“So what are your stories going to be, from Barbados?”
Richard and I were swapping accidental travel stories: my participation in a parade and horse race in Italy, his in a small French village’s wine festival; my travels on a local water taxi on Aberdeen harbour in Hong Kong, his line dancing at a small-town America county fair.
I thought a moment.
“This.” And by this, I just didn’t mean the easy conversation with like minded people, with rum drinks on our lovely veranda, serenaded by the frogs and the wind in the palm trees. I didn’t just mean the tropical breezes coming off the turquoise ocean waves so near to us, or the surfing I do in them.
I meant all of that, and so much more. I meant the community I have established in Barbados in the last 6 months. I have made friends: Bajans born here or transplants who arrived years ago, for love or surf or both; remote workers who, like us, plan to stay a year or more; more transient visitors, here for a month, or two, or maybe six.
I meant the way I cook, having adapted to local products and the random variation in what may or may not be available in the stores this week. I buy fish from my favourite vendor at the market, and make casual conversation with the men playing cards or dominoes while my purchase is being filleted. I know where to go for the best coffee beans or a good haircut.
I meant the rhythm of my days, the relaxed pace, the high level of physical activity, when even if I’m inside the windows are open wide to the trade winds. (And the occasional neighbourhood cat!)
Unlike all the other countries I have been in, here I am no longer a traveller.
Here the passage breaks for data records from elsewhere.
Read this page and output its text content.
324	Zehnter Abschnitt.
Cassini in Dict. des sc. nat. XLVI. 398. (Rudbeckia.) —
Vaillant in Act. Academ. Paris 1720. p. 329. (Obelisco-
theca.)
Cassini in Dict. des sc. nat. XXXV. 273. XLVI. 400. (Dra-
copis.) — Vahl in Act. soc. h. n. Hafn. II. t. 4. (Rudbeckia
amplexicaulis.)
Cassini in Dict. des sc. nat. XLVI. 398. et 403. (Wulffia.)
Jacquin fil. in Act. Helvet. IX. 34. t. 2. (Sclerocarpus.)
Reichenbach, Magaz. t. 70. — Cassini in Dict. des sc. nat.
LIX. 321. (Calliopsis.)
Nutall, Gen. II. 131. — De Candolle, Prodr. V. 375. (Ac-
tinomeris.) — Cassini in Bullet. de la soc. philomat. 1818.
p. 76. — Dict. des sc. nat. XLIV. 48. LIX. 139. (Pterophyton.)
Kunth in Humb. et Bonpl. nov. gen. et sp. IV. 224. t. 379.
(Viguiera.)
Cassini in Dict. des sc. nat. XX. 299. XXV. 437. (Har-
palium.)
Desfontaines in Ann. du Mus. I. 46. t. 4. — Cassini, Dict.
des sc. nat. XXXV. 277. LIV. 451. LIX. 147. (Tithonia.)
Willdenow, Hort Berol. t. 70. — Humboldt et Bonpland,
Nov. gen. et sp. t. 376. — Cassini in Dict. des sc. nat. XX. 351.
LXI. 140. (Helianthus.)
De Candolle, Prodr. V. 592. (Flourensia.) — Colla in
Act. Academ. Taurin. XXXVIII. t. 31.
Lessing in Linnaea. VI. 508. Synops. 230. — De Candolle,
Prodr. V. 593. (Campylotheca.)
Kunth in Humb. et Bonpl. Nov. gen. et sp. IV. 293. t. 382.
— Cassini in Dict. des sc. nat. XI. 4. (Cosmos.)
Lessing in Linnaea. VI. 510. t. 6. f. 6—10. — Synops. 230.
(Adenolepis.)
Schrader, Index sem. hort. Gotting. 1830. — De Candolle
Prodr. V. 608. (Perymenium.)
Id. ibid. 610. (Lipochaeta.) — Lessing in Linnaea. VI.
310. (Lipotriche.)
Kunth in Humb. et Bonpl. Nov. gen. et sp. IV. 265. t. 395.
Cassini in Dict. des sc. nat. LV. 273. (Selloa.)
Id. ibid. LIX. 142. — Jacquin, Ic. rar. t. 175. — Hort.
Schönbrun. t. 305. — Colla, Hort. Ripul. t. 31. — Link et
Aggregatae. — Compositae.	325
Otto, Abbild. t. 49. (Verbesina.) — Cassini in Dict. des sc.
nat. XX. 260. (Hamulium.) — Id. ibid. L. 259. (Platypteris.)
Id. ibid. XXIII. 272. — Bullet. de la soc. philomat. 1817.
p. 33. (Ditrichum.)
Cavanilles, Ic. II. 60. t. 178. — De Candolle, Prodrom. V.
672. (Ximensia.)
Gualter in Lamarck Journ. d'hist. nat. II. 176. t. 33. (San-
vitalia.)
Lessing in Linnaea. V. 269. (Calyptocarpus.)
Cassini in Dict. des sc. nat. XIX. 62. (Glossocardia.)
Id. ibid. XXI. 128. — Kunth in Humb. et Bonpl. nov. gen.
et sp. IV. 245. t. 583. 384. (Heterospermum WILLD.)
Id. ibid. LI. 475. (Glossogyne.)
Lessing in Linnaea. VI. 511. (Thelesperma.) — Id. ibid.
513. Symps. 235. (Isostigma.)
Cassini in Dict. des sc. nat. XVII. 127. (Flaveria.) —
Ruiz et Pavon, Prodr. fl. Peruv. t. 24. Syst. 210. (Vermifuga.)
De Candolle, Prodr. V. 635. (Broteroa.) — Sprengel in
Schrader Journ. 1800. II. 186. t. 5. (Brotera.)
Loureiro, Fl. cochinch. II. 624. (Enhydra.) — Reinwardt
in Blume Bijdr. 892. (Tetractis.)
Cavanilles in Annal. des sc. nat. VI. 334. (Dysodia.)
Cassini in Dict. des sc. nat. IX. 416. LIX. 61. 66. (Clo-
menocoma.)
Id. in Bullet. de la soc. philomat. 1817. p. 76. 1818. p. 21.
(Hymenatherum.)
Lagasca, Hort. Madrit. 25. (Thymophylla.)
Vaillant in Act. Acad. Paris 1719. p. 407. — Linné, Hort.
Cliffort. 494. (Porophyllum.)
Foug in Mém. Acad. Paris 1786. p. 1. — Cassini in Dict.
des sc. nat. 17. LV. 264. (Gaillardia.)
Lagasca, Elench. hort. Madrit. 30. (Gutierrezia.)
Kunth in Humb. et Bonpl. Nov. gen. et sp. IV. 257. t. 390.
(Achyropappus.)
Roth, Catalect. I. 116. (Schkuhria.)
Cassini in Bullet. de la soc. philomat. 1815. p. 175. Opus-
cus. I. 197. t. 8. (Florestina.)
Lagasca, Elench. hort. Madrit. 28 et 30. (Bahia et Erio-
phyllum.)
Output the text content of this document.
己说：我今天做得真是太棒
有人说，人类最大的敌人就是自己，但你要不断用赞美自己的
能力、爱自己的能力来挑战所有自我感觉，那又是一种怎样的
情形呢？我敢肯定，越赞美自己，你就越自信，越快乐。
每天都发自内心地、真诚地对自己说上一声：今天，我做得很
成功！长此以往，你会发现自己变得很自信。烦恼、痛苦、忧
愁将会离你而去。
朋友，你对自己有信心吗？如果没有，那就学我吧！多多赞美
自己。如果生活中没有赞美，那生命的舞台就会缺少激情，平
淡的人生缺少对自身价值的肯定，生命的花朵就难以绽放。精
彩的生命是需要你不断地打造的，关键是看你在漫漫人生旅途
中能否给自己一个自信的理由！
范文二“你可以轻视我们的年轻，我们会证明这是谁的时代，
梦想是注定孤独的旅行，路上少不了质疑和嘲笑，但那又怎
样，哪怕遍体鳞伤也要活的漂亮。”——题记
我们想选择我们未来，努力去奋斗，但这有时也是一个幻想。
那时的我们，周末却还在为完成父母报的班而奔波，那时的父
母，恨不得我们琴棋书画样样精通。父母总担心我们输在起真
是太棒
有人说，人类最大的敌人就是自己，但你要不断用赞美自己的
I live here. Although I came down on a tourist visa, I am now on a 12-month Welcome Stamp Visa. I may not be here permanently— I still own property and pay taxes in Canada— but I am officially a resident of Barbados.
Scott and I deliberately timed our Welcome Stamp start for the week before the National Pause (lockdown), although we could have delayed it. We are not tourists seeing the lockdown as an inconvenience to our holiday and debating whether we will leave because of it; we are residents committed to doing our part to help the country get through this outbreak.
The lockdown has slowed the growth of my community. Plans to meet some on-line acquaintances have been delayed until the lockdown lifts. Jaana and I chat on WhatsApp instead of on the beach or the rooftop terrace of Café Luna. I talk to our neighbours on the edges of our properties, or from the safe physical distancing of our surfboards.
But there is no hurry. We’re here for a while.